Por Juliana Miranda[1]

Com o advento da Lei 13.964/2019, o conhecido “Pacote Anticrime”, houve um conjunto de importantes alterações na legislação penal e processual penal. Uma delas foi a alteração da redação prevista no § 5º do art. 171 do CP, no qual dispõe como condição de procedibilidade da ação penal, a representação da vítima. A lei resguardou algumas ressalvas, como nos casos em que a vítima for a Administração Pública, direita ou indireta; criança ou adolescente; pessoa com deficiência mental; ou maior de 70 (setenta) anos de idade ou incapaz.

Isto é, o crime de estelionato deixou de ser uma ação penal pública incondicionada, passando a ser uma ação penal pública condicionada à representação.

Sabe-se, que a ação penal pública condicionada, é aquela cujo exercício se subordina a uma condição, qual seja, à representação do ofendido ou à requisição do Ministro da Justiça, tendo para oferecimento da representação, o prazo de 06 (seis) meses, a contar da data em que o ofendido vier a saber quem é o autor da infração penal, conforme dispõe o artigo 38 do Código de Processo Penal.
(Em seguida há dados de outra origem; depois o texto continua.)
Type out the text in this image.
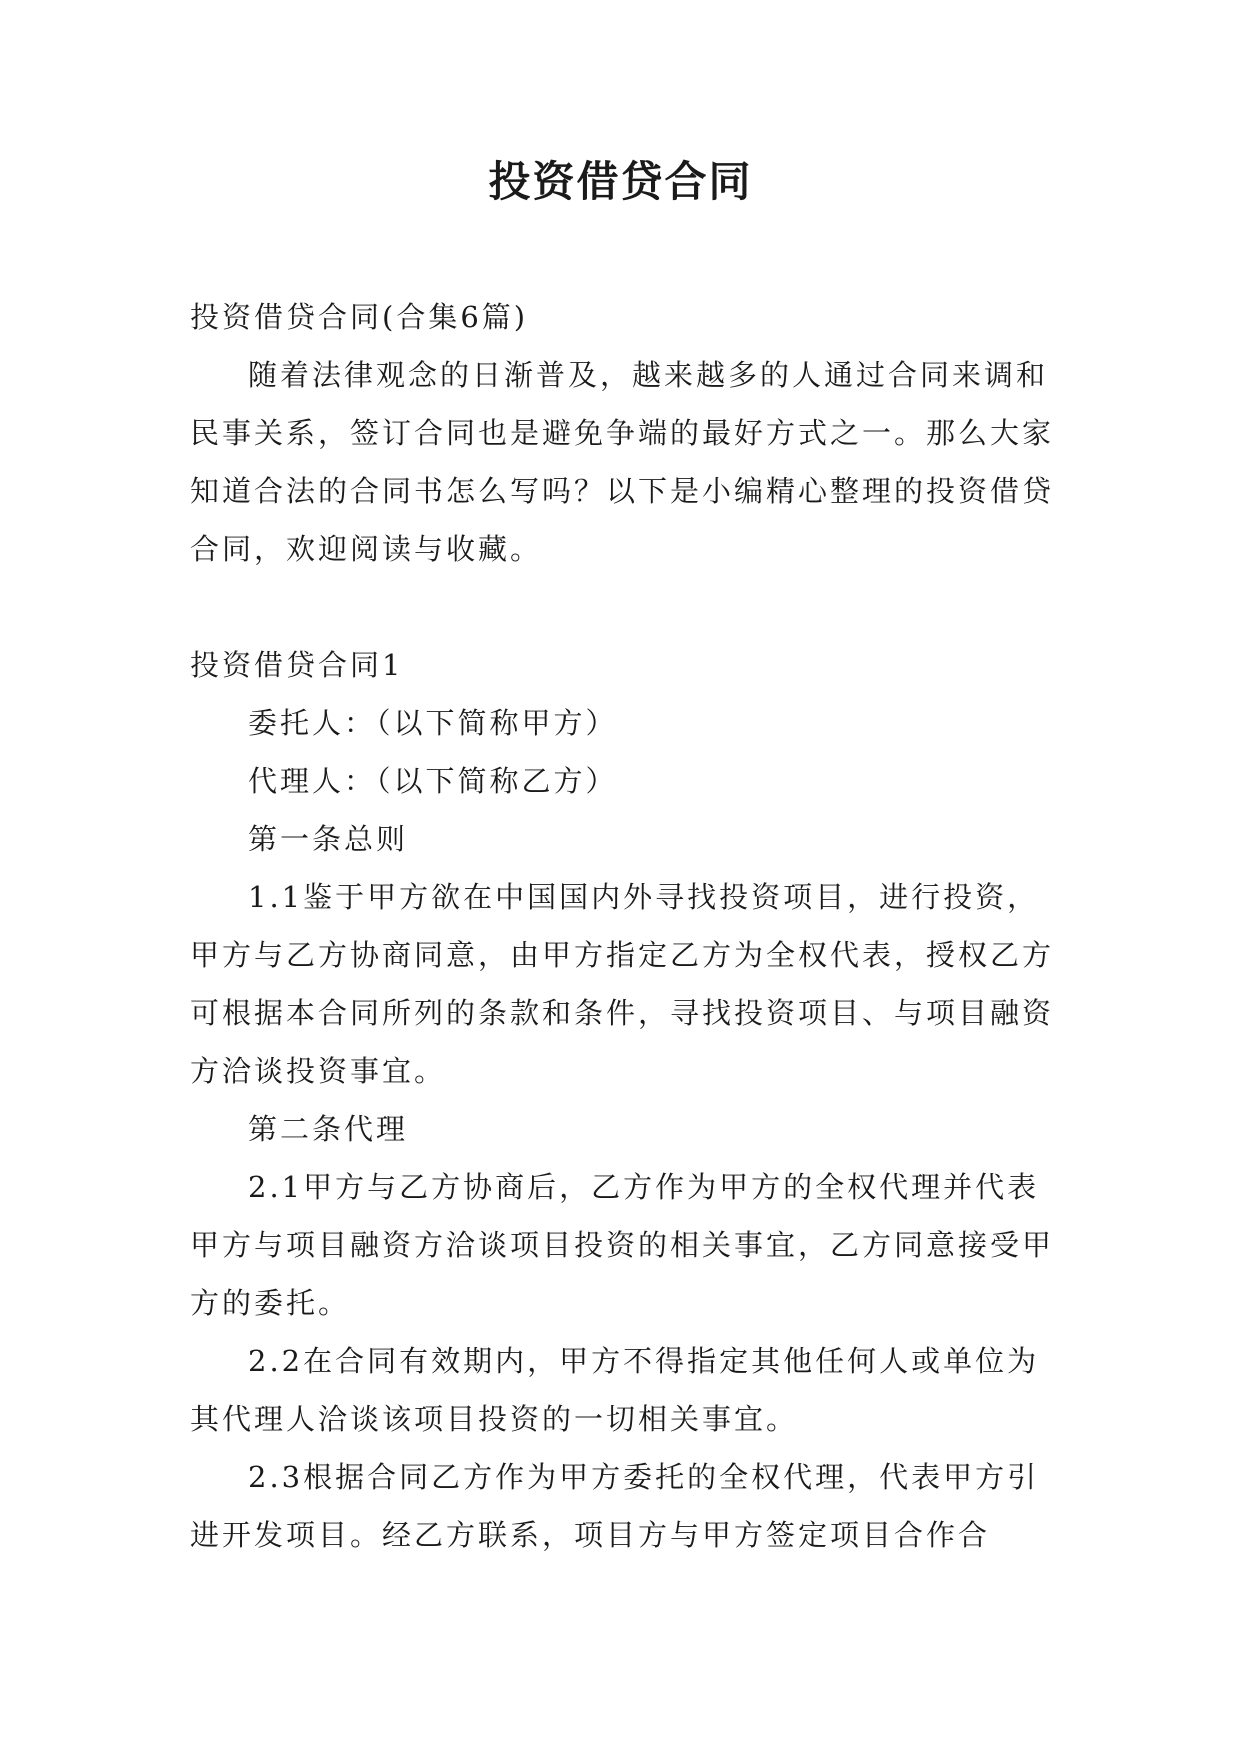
投资借贷合同

投资借贷合同(合集6篇)

随着法律观念的日渐普及，越来越多的人通过合同来调和民事关系，签订合同也是避免争端的最好方式之一。那么大家知道合法的合同书怎么写吗？以下是小编精心整理的投资借贷合同，欢迎阅读与收藏。

投资借贷合同1

委托人：（以下简称甲方）

代理人：（以下简称乙方）

第一条总则

1.1鉴于甲方欲在中国国内外寻找投资项目，进行投资，甲方与乙方协商同意，由甲方指定乙方为全权代表，授权乙方可根据本合同所列的条款和条件，寻找投资项目、与项目融资方洽谈投资事宜。

第二条代理

2.1甲方与乙方协商后，乙方作为甲方的全权代理并代表甲方与项目融资方洽谈项目投资的相关事宜，乙方同意接受甲方的委托。

2.2在合同有效期内，甲方不得指定其他任何人或单位为其代理人洽谈该项目投资的一切相关事宜。

2.3根据合同乙方作为甲方委托的全权代理，代表甲方引进开发项目。经乙方联系，项目方与甲方签定项目合作合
O não oferecimento da representação dentro do prazo acarreta a extinção da punibilidade pela decadência, conforme o artigo 107, IV, do Código Penal.

No entanto, a referida alteração legislativa acarretou questionamentos a respeito dos inquéritos e ações penais em trâmite que averiguam o crime de estelionato e que não tiveram a representação da vítima, como condição para procedibilidade.
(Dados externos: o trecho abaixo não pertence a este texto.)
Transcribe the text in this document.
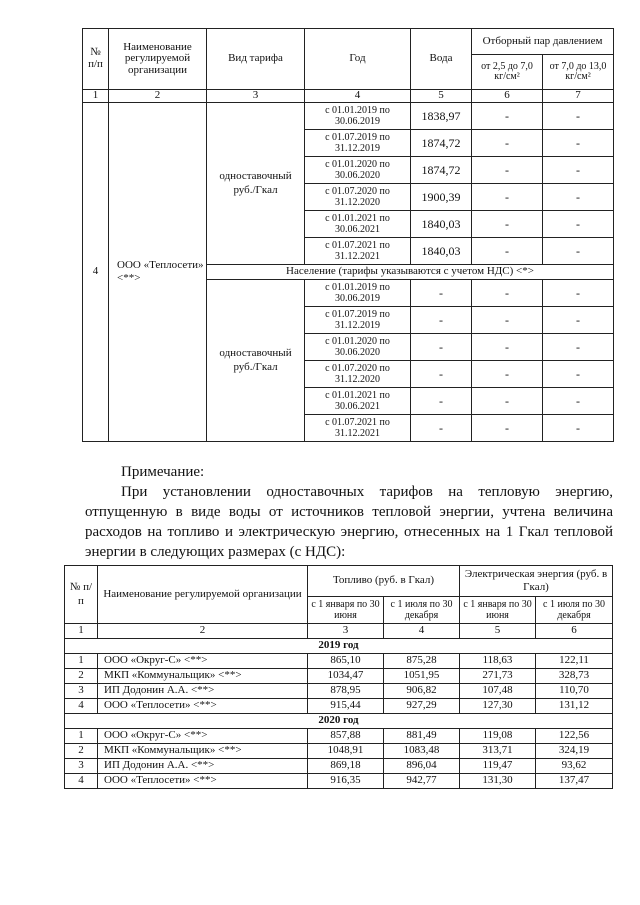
№ п/п	Наименование регулируемой организации	Вид тарифа	Год	Вода	Отборный пар давлением	
					от 2,5 до 7,0 кг/см²	от 7,0 до 13,0 кг/см²
1	2	3	4	5	6	7
4	ООО «Теплосети» <**>	одноставочный руб./Гкал	с 01.01.2019 по 30.06.2019	1838,97	-	-
			с 01.07.2019 по 31.12.2019	1874,72	-	-
			с 01.01.2020 по 30.06.2020	1874,72	-	-
			с 01.07.2020 по 31.12.2020	1900,39	-	-
			с 01.01.2021 по 30.06.2021	1840,03	-	-
			с 01.07.2021 по 31.12.2021	1840,03	-	-
		Население (тарифы указываются с учетом НДС) <*>				
		одноставочный руб./Гкал	с 01.01.2019 по 30.06.2019	-	-	-
			с 01.07.2019 по 31.12.2019	-	-	-
			с 01.01.2020 по 30.06.2020	-	-	-
			с 01.07.2020 по 31.12.2020	-	-	-
			с 01.01.2021 по 30.06.2021	-	-	-
			с 01.07.2021 по 31.12.2021	-	-	-

Примечание:

При установлении одноставочных тарифов на тепловую энергию, отпущенную в виде воды от источников тепловой энергии, учтена величина расходов на топливо и электрическую энергию, отнесенных на 1 Гкал тепловой энергии в следующих размерах (с НДС):

№ п/п	Наименование регулируемой организации	Топливо (руб. в Гкал)		Электрическая энергия (руб. в Гкал)	
		с 1 января по 30 июня	с 1 июля по 30 декабря	с 1 января по 30 июня	с 1 июля по 30 декабря
1	2	3	4	5	6
2019 год					
1	ООО «Округ-С» <**>	865,10	875,28	118,63	122,11
2	МКП «Коммунальщик» <**>	1034,47	1051,95	271,73	328,73
3	ИП Додонин А.А. <**>	878,95	906,82	107,48	110,70
4	ООО «Теплосети» <**>	915,44	927,29	127,30	131,12
2020 год					
1	ООО «Округ-С» <**>	857,88	881,49	119,08	122,56
2	МКП «Коммунальщик» <**>	1048,91	1083,48	313,71	324,19
3	ИП Додонин А.А. <**>	869,18	896,04	119,47	93,62
4	ООО «Теплосети» <**>	916,35	942,77	131,30	137,47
Pois bem. O princípio da retroatividade da lei penal mais benéfica consiste em uma garantia Constitucional concedida aquele que vem sofrendo persecução penal, por meio do qual pode-se aplicar a lei posterior mais benéfica a fato praticado antes do início de sua vigência.

É evidente que a nova norma processual prevista no § 5º do art. 171 do CP é mais benéfica ao réu, tendo em vista que, observa-se o princípio da disponibilidade até o oferecimento da ação penal, nos casos de ação penal pública condicionada, assim, cessado o prazo de 06 (seis) meses para representação do ofendido, sem que o faça, considera-se extinta a punibilidade.

Desta forma, a fim de equacionar as variáveis acerca do tema, no informativo nº 677[2], o Superior Tribunal de Justiça, entendeu em Habeas Corpus nº 583.837-SC, que a retroatividade da representação no crime de estelionato alcança todos os processos ainda não transitados em julgado. Alegou-se que, a ação penal pública incondicionada é mais gravosa ao acusado, enquanto a ação privada é menos gravosa, estando a ação pública condicionada à representação em posição intermediária, considerando, portanto, norma mais benéfica em relação ao regime anterior.

Assim, ponderou que a retroatividade da norma “alcança todos os processos em curso, sem trânsito em julgado, sendo que, tal retroação não gera a extinção da punibilidade automática dos processos em curso, nos quais a vítima não tenha se manifestado favoravelmente à persecução penal.”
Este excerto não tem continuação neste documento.